# For Her of Narciso Rodriguez



## applefrite (Jun 6, 2007)

I love this fragrance with Musc , Japanese Flower and Vetiver !! 

And you ?


----------



## MAC_Whore (Jun 6, 2007)

I adore it!  I didn't care for the eau de toilette formula, but once they came out with the EDP, I snatched it up!  It just smells so much better IMO.  I love the bottle too.  Very old school glamour.


----------



## liv (Jun 9, 2007)

I want to find this so badly to give it a good ol sniff!  
Is it at Von Maur?  We don't have a Nordstrom here. =[


----------



## GreekChick (Jun 9, 2007)

It's such a fresh change from the traditional fruity/foody scents that are on the market right now, and extremely popular with the public.
What I like about it is that it's a skin scent. Some don't care for it, but I find it so sexy and warm. It's almost as if you're being wrapped in cashmere. It give's that same cozy effect.


----------



## MisaMayah (Oct 7, 2007)

I love it, I bought a bottle when I visited NY 3 years ago! I still have it now, a little goes a long way although I dont use it every day. It's a very classy sensual smell =)


----------



## Taj (Oct 7, 2007)

have it and love it !


----------



## rocketqueen (Nov 6, 2007)

I love it! I used to wear the EdT(? black bottle) all the time, but now I'm more keen on the pink bottle, smells heavenly and not like everyone else!


----------



## juicyaddict (Nov 13, 2007)

Quote:

   Originally Posted by *GreekChick* 

 
_It's such a fresh change from the traditional fruity/foody scents that are on the market right now, and extremely popular with the public.
What I like about it is that it's a skin scent. Some don't care for it, but I find it so sexy and warm. It's almost as if you're being wrapped in cashmere. It give's that same cozy effect._

 
you said it so well... i just bought the big bottle of EDP and this is my new favorite!  it smells so classic!


----------



## Dizzy (Nov 14, 2007)

I've got the EDT (I think... the black bottle) and I love it.  It's just a very classy scent.


----------



## splattergirl (Feb 18, 2009)

ok got a question
bought EDT off ebay, still waiting for it to come!
and after I got it, I realised EDP smelled differently!
could anyone be so kind to compare the smells or at least describe one if you didn't try out both 
	

	
	
		
		

		
			




thanks


----------



## LadyRed (Jun 27, 2009)

I love the EDT. Havent tried the EDP. SJP's Lovely smells quite similar.


----------



## Tasha-Kala (Nov 22, 2009)

Looooooooove it !!!


----------



## susspect (Feb 3, 2010)

I looove it! Smell is very beautiful and sexy. And when I wear this parfume I have many attention from guys))))


----------



## dreamer246 (Apr 4, 2010)

It's different from most perfumes I've smelt... Need to try it on again before developing an opinion about this. But I feel that this is one scent which requires the right attitude to pull off.


----------



## ellewoods (May 17, 2010)

I absolutely adore it! I only like the EDT version though, because it smells warmer and sexier. The EDP version is more floral.

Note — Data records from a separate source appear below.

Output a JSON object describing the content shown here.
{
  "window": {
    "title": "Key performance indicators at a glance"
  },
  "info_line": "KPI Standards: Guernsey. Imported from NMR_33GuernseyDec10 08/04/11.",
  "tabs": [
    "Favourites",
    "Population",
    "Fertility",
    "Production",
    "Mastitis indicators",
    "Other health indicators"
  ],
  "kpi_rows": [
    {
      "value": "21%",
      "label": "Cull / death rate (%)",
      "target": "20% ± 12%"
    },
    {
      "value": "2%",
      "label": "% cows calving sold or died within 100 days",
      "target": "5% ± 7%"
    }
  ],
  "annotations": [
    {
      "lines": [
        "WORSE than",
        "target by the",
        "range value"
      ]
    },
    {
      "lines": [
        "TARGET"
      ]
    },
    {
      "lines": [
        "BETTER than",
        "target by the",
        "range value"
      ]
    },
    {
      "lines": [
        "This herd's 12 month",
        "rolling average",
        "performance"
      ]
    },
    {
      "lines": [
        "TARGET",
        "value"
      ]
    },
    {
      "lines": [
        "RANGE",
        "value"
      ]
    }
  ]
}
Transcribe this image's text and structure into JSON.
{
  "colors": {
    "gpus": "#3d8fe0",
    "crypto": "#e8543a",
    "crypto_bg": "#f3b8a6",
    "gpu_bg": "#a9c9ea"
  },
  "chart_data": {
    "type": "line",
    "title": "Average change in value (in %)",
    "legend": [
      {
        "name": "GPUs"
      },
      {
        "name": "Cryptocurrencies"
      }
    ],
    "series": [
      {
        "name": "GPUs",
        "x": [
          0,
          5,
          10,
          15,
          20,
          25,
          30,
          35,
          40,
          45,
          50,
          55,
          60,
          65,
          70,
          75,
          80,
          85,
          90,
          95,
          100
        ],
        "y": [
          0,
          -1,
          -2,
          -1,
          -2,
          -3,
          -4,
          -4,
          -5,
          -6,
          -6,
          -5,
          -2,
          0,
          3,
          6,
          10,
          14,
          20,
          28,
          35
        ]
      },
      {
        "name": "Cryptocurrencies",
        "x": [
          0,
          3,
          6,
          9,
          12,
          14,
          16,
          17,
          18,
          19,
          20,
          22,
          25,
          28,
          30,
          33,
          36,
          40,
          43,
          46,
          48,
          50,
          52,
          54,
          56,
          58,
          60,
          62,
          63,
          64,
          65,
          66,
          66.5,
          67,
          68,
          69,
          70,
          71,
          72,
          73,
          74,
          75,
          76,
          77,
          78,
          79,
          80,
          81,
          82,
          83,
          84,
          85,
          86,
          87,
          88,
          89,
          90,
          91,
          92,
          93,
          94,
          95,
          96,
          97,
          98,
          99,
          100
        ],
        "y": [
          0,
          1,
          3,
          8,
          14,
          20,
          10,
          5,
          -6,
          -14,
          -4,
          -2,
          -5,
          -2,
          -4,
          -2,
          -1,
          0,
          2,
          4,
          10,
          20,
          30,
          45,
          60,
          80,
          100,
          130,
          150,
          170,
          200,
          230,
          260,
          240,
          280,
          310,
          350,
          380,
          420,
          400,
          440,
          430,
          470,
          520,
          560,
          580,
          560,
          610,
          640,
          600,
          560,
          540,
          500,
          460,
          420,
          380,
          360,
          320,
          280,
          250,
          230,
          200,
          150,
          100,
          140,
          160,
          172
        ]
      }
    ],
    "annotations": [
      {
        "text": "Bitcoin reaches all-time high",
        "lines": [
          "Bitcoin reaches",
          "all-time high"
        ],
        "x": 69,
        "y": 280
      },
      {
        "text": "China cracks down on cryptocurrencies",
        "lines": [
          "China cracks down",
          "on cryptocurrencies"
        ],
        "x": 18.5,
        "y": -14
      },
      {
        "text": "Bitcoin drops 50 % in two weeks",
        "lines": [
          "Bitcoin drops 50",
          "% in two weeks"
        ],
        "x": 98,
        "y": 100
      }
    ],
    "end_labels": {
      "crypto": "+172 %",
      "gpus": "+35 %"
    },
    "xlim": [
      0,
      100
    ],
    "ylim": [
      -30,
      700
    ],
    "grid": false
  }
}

I will be repurchasing this over and over again.

My only complaint is the staying power. It lasts about and hour or so for me. Wished it stayed longer since i paid a lot for it.


----------



## panda0410 (May 19, 2010)

Have it too and I only really love the EDT, the EDP is definitely a tad more floral, and not quite as nice, I have them both. I think that the body lotion is divine, nice than the perfume to be honest. I dont really like the body mist at all 
	

	
	
		
		

		
		
	


	




I also want to make a note that Tocca Cleopatra is near identical, I got some of this as well and on my skin you can't really tell them apart


----------



## amber_j (May 19, 2010)

One of my friends has worn this as her signature scent since her wedding and I love it on her, but on everyone else and on me it's far too powdery. I've tried the EDP and EDT versions as I really would love to make this work for me, but, alas, it's obviously not meant to be.


----------



## martiangurll (Sep 10, 2010)

I love this, great musk on the drydown!


----------